Tuesday, June 1, 2010

Ready and Not.

Baby girl is officially full term plus one day now, which means that prescription I never got filled for stopping contractions can be tossed. Bring on the pain! I have a feeling she’s going to be stubborn and unpredictable, though, and what’s more that she’s going to make me work up until the very last minute because I can’t conceive of much less appealing—and I’m an expect-the-worster from way back.

The long weekend taught me that “cankles” are actually made worse by too much sitting; I had almost no swelling whatsoever the entire weekend, which I spent cleaning and walking and otherwise doing. Which means, by loose association, that being at work is hazardous to my health. I knew it.

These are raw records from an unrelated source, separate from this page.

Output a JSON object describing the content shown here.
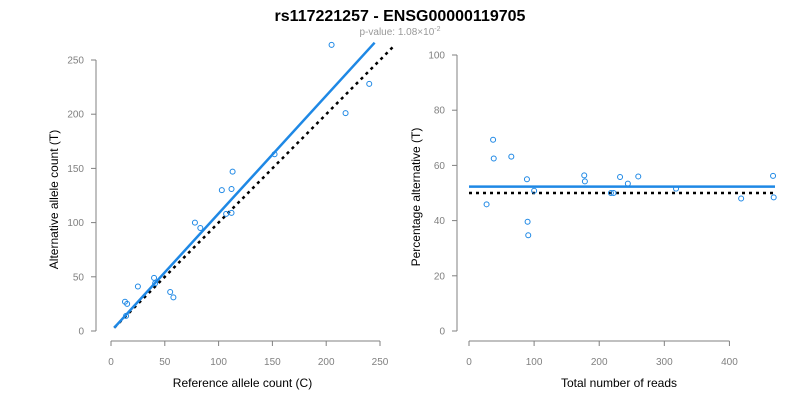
{
  "title": "rs117221257 - ENSG00000119705",
  "subtitle": {
    "prefix": "p-value: 1.08×10",
    "exponent": "-2"
  },
  "colors": {
    "points": "#1e88e5",
    "fit_line": "#1e88e5",
    "reference_line": "#000000",
    "axis": "#808080"
  },
  "chart_data": [
    {
      "type": "scatter",
      "xlabel": "Reference allele count (C)",
      "ylabel": "Alternative allele count (T)",
      "xlim": [
        0,
        250
      ],
      "ylim": [
        0,
        250
      ],
      "xticks": [
        "0",
        "50",
        "100",
        "150",
        "200",
        "250"
      ],
      "yticks": [
        "0",
        "50",
        "100",
        "150",
        "200",
        "250"
      ],
      "xtick_values": [
        0,
        50,
        100,
        150,
        200,
        250
      ],
      "ytick_values": [
        0,
        50,
        100,
        150,
        200,
        250
      ],
      "series": [
        {
          "x": [
            13,
            15,
            25,
            14,
            40,
            41,
            55,
            58,
            78,
            83,
            103,
            107,
            112,
            113,
            112,
            152,
            205,
            218,
            240
          ],
          "y": [
            27,
            25,
            41,
            14,
            49,
            44,
            36,
            31,
            100,
            95,
            130,
            108,
            131,
            147,
            109,
            163,
            264,
            201,
            228
          ]
        }
      ],
      "fit_line": {
        "x": [
          3,
          245
        ],
        "y": [
          3,
          266
        ]
      },
      "reference_line": {
        "x": [
          3,
          262
        ],
        "y": [
          3,
          262
        ]
      }
    },
    {
      "type": "scatter",
      "xlabel": "Total number of reads",
      "ylabel": "Percentage alternative (T)",
      "xlim": [
        0,
        470
      ],
      "ylim": [
        0,
        100
      ],
      "xticks": [
        "0",
        "100",
        "200",
        "300",
        "400"
      ],
      "yticks": [
        "0",
        "20",
        "40",
        "60",
        "80",
        "100"
      ],
      "xtick_values": [
        0,
        100,
        200,
        300,
        400
      ],
      "ytick_values": [
        0,
        20,
        40,
        60,
        80,
        100
      ],
      "series": [
        {
          "x": [
            27,
            37,
            38,
            65,
            89,
            90,
            91,
            100,
            177,
            178,
            218,
            222,
            232,
            244,
            260,
            318,
            418,
            467,
            468
          ],
          "y": [
            45.9,
            69.3,
            62.5,
            63.2,
            55.0,
            39.6,
            34.7,
            50.8,
            56.4,
            54.2,
            50.0,
            50.0,
            55.8,
            53.4,
            56.0,
            51.6,
            48.0,
            56.2,
            48.4
          ]
        }
      ],
      "fit_line": {
        "x": [
          0,
          470
        ],
        "y": [
          52.3,
          52.3
        ]
      },
      "reference_line": {
        "x": [
          0,
          470
        ],
        "y": [
          50,
          50
        ]
      }
    }
  ]
}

Alex has decided that my going to the hospital to have the baby is simply out of the question. He’ll miss me too much, and that’s that. He wanted me to promise that I wouldn’t go, and because I was not emotionally prepared at the moment for a tearful scene but I also have an aversion to outright lying to appease the kid, I mumbled some cop-out like “We’ll see,” and distracted him with tooth-brushing and bedtime-story-reading. Could be he’ll be fine when the time comes; could trigger trauma that will have him in therapy for the next twenty years.

We’ll see, indeed.

And it could be he was just worn the heck out from a day of playing hard and launching rockets and baking brownies and making a conscious effort to do everything his dad was doing at any given moment. Plus, at one point while he was grilling the ribs, Steven had him running laps around the backyard to burn off some of the energy that was coming off him in waves of pure mania.

And then there was the hair-washing incident from hell, complete with a near-slip, which resulted in his choking on a mouthful of still-being-chewed pork rib, which I’m sure set him back both in the hair-washing phobia and in the misplaced belief that Mommy reacts appropriately to things sometimes.

I'm hoping for a speedy week and some progress toward D-Day and a better attitude and less back pain and relief from this internal bruised feeling. Also for an immediate and generous infusion of patience, as Alex stabbed me in my guilt zone by saying, “Maybe when your tummy goes back to normal you’ll feel better and be in a better mood.”

From the mouths of babes come things that make you want to relinquish your mama badge, crawl under the covers, and sleep till their predictions come true.